Wild Musing is the Design/Company Blog for Wild Muse Games, a maker of Tabletop Role Playing Games. This blog will follow the design of our flagship game, Oneirokos: Chronicles of the Eternal Cycle
Oneirokos: Chronicles of the Eternal Cycle is a troupe-based role-playing game of collaborative world-building, grand storytelling and communal fantasy.
So what does that mean?
Troupe Style Play:
In O:CotEC, everyone and no-one is the Gamemaster (GM), or Guide in the parlance of the game. Following in the foot- steps of Universalis, Ars Magica, Aria: Canticle of the Monomyth, and particularly Rune. Each player facilitates and empowers the play of the rest of the group, in turn. Each player has the option to take control of entities in the game, and narrate and shape the results of the character’s progress in an unfolding narrative.
World-Building
The most important character in O:CotEC is the shared game-world that the players create. It serves as the focus of play, much like the setting in a shared-world anthology. Of all the entities in the game it is the game world’s advancement that is the driving force of play.

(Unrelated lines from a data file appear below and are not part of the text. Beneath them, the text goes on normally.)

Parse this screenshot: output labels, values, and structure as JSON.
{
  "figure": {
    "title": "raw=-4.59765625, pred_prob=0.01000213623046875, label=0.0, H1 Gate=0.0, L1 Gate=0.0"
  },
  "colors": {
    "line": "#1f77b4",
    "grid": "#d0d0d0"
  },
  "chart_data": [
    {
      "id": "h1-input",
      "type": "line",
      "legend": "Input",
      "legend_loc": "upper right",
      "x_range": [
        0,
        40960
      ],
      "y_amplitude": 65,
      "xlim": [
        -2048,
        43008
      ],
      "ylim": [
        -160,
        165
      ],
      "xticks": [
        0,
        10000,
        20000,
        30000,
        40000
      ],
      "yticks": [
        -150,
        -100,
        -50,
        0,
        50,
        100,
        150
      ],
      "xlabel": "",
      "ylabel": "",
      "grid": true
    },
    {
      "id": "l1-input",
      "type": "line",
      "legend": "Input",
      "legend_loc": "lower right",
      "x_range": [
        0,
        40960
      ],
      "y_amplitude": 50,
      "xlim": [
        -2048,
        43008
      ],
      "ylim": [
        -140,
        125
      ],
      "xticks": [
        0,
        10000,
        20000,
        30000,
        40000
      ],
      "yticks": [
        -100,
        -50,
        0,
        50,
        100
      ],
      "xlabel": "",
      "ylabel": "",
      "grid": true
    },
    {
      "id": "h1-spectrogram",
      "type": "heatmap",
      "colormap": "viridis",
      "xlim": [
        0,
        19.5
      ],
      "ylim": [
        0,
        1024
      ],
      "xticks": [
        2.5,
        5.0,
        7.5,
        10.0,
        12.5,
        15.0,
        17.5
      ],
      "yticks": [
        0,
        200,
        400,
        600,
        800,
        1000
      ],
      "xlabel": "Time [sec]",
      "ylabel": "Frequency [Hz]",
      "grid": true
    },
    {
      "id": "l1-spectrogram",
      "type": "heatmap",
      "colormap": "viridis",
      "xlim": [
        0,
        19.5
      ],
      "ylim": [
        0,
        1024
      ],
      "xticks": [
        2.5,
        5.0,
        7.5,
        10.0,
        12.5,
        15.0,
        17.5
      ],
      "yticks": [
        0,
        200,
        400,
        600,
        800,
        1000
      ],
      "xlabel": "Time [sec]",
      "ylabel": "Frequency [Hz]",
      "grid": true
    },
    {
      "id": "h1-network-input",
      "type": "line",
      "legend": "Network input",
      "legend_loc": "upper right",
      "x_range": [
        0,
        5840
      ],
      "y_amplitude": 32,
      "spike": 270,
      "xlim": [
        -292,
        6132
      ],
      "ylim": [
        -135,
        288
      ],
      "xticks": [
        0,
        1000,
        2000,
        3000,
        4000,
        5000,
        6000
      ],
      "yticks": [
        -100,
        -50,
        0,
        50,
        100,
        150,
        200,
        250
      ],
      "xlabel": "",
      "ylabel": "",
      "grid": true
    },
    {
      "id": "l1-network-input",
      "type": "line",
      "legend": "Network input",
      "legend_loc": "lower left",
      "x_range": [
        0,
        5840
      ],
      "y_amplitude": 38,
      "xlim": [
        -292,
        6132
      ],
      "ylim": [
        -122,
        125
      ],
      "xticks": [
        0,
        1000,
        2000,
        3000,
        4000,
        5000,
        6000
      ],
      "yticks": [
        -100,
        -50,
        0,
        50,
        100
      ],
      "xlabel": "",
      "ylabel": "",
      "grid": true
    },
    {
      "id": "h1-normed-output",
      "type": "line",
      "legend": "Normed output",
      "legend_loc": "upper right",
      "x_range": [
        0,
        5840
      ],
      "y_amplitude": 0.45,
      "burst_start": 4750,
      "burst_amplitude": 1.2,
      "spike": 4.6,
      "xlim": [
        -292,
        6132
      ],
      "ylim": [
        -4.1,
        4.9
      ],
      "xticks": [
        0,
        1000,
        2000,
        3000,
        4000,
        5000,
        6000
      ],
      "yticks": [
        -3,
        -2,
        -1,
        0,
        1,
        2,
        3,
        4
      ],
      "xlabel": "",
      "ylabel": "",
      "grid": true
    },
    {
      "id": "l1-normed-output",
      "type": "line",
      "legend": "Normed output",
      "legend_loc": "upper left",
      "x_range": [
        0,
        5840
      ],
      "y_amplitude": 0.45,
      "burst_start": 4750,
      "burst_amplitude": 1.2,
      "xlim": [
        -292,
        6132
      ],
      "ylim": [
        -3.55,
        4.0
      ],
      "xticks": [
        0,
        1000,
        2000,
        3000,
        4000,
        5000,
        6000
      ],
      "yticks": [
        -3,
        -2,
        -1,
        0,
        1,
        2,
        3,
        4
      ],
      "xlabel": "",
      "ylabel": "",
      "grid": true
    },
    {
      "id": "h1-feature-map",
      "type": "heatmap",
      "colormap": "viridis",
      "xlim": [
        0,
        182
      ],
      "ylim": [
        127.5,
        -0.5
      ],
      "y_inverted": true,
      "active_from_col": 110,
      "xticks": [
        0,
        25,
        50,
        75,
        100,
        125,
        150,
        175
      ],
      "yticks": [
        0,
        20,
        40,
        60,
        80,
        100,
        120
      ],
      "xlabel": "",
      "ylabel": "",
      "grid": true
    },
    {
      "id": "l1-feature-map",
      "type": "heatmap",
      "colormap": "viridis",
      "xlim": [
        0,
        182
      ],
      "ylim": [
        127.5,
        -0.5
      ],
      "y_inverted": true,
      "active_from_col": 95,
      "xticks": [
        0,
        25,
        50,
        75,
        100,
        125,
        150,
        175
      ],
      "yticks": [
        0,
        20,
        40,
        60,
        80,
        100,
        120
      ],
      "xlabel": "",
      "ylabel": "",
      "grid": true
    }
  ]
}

World-building in O:CotEC is crunchy and detailed, the result of players efforts in advancing the gameworld are the various game-entities created by the various design frameworks. The result of play are artifacts of the game world, templates and packages representing the various races and cultures of the game-world, it’s profession’s, and speculative details. This detail is explored by the life-path system used to create Persona. The world itself is detailed in terms of its physical characteristics, it’s technologies and meta-physics and how it is related to the other worlds of the game’s metauniverse.
O:CotEC draws upon many influences in it’s setting and world design, including Aria: Canticle of the Monomyth, Traveller, Torg and Multi-Verser, as well as newer games such as Fantasy Craft, Other Worlds, and Diaspora.
It’s many entity design systems are influenced by effects based systems such as Traveller (Particularly its Technical Architecture supplement), Silhouette and Heavy Gear, GURPS, HERO, EABA/CORPS, and Mutants and Masterminds. in the creation of its Metabilities, vehicles and weapons present in a game world.
Grand Storytelling.
The game focuses on grand-storytelling. Players focus on not just single iconic characters, but organizations, households, movements, nation-sates, and other large-scale entities within the game-world and their progress over time. Creation of the world’s myth and legends and history Major influences here are Aria, Ars Magica, and PenDragon.
Communal Fantasy
Finally, O:CotEC places the emphasis on the shared game-world created by the players, its is the major character of the game. This sub-creation and myth-making enmeshes the players in a numinous reality of their own devising, a shared ritual that will capture the imagination and bring them together, as story-telling has done from time immemorial.
Summary
O:CotEC is an encapsulation of the elements I find most engaging in role-playing games. It builds upon the newest ‘indie’ thinking and ideas in the hobby, a play focus that have thus far seen expression in a only a few games, Aria: Canticle of the Monomyth and Universalis, though elements of it stretch all the way back to the little black books of traveller.
I will be chronicling the design process of O:CotEC and talking about tabletop game design, and rpg’s in general in this design journal. I look forward to your input during this process.